4 Tease out the tube
Undo the valve stem nut and then reach into the tyre and tease out the inner tube. With one half of the tyre off, place a tyre lever through the gap from the other side and, using a thick cloth or rag to protect the wheel, lever the other side of the tyre off. Finally, strike the edge of the tyre or bead close to the rim with a rubber mallet to knock the tyre off.
5 Inspect the rim
Check the condition of the rim tape; it needs to be in good condition with no corrosion or wear. It’s also really important to make sure that no wheel spokes with sharp edges are poking through the tape. The tape has a hole in it for the valve to go through, so make sure this lines up with the corresponding position in the wheel.
6 Line it up and lube
Check the tyre is in the correct rotation. Lube the tyre with tyre soap – washing-up liquid will do, but be careful not to get any on the tread. Place the tyre on the rim and push on and away from you, applying the most force to the section of the tyre nearest you. Once it pops over the rim, slowly transfer the force to the furthest edge and pop it on.

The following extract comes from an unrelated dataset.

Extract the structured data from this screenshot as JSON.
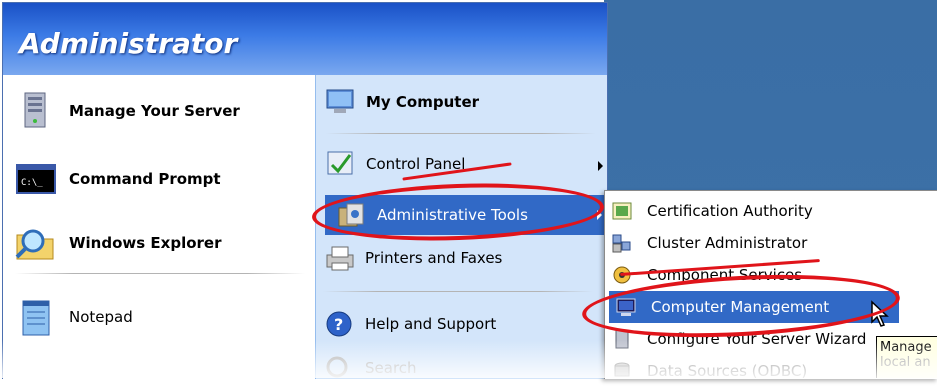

7 Lever on and partially inflate
Align the coloured dot printed on the sidewall with the valve stem hole. Fit the inner tube, locate and fit the valve stem through the wheel. Fit the retaining nut and do it up enough to get a pump on. Partially inflate the tube then undo the retaining nut so it’s at the end of the thread. Lever the tyre on, making sure the lever is clear of the tube.
8 Listen for the pops
As you work round the rim it will become increasingly difficult to get the levers in safely so, where possible, try and use a rubber mallet to encourage the remaining tyre over the rim. Do a visual check to make sure the tube is seated properly and not likely to become pinched between the tyre and wheel rim when inflated. Slowly inflate the tyre, making sure the bead pops out evenly all the way round and on both sides.
9 Weed out the wobble
Place the wheel on the balancer making sure that the dust cap is fitted. Remove any stickers and old wheel weights. Spin the wheel and while it is settling check that the tyre is running true with no runout (wobble), as this could indicate a poorly seated bead. If this is the case, remove the wheel from the balancer, let the air out and try re-inflating. Set the pressure, leave it half an hour, then recheck before fitting.